Small and Large Trades Around Earnings Announcements: Does Trading Behavior Explain Post-Earnings-Announcement Drift?
39 Pages Posted: 15 Oct 2003
Date Written: September 2003
This paper analyzes trade-initiation by small and large traders for one year following earnings announcements and examines the predictive ability of event-time trading for future returns. With earnings surprises based on a seasonal random walk expectations model, small traders react slightly more weakly than large traders, during the event window, to the first surprise in a series of similar surprises, but more strongly than large traders to the later surprises. With earnings surprises based on analyst forecasts, small traders react more weakly than large traders regardless of the past series.
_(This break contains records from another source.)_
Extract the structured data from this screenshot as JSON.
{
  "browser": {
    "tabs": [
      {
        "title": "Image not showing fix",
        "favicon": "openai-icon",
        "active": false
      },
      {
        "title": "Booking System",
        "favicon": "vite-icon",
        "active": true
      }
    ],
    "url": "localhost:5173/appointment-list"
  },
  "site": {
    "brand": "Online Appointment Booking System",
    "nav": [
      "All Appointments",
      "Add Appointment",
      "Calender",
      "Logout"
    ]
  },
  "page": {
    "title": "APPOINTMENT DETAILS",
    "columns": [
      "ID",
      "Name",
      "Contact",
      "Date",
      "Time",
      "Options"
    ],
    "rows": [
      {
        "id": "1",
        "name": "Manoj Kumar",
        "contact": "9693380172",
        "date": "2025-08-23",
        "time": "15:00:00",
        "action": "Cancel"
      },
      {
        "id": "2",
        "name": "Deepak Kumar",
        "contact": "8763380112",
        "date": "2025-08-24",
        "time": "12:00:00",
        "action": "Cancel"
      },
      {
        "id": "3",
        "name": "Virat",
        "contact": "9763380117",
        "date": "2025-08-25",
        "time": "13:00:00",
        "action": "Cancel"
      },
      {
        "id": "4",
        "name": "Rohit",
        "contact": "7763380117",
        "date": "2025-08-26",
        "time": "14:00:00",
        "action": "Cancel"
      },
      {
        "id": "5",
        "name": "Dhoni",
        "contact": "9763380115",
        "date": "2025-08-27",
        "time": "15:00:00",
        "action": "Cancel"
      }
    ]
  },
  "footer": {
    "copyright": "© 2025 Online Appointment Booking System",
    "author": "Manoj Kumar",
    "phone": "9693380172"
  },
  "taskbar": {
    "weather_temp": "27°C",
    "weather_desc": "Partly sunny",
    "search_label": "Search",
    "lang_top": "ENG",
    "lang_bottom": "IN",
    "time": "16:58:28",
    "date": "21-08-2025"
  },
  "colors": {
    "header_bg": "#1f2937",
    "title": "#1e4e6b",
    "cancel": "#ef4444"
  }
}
Large traders trade in the direction of the earnings surprise for one month after the earnings announcement, while small traders do not. Starting in month two this switches and small traders trade in the direction of the surprise, while large traders do not. The strength of the small trade event-time reaction is a weak positive predictor of returns in the first month after the announcement and a weak negative predictor of drift after the first month. Large trade reaction is generally a negative predictor of future drift. The collection of evidence points to both small and large trader underreaction to earnings announcements, with small trader underreaction more severe in the first month. In month one, large traders capitalize on drift, but after that small traders seem to correct and possibly overreact.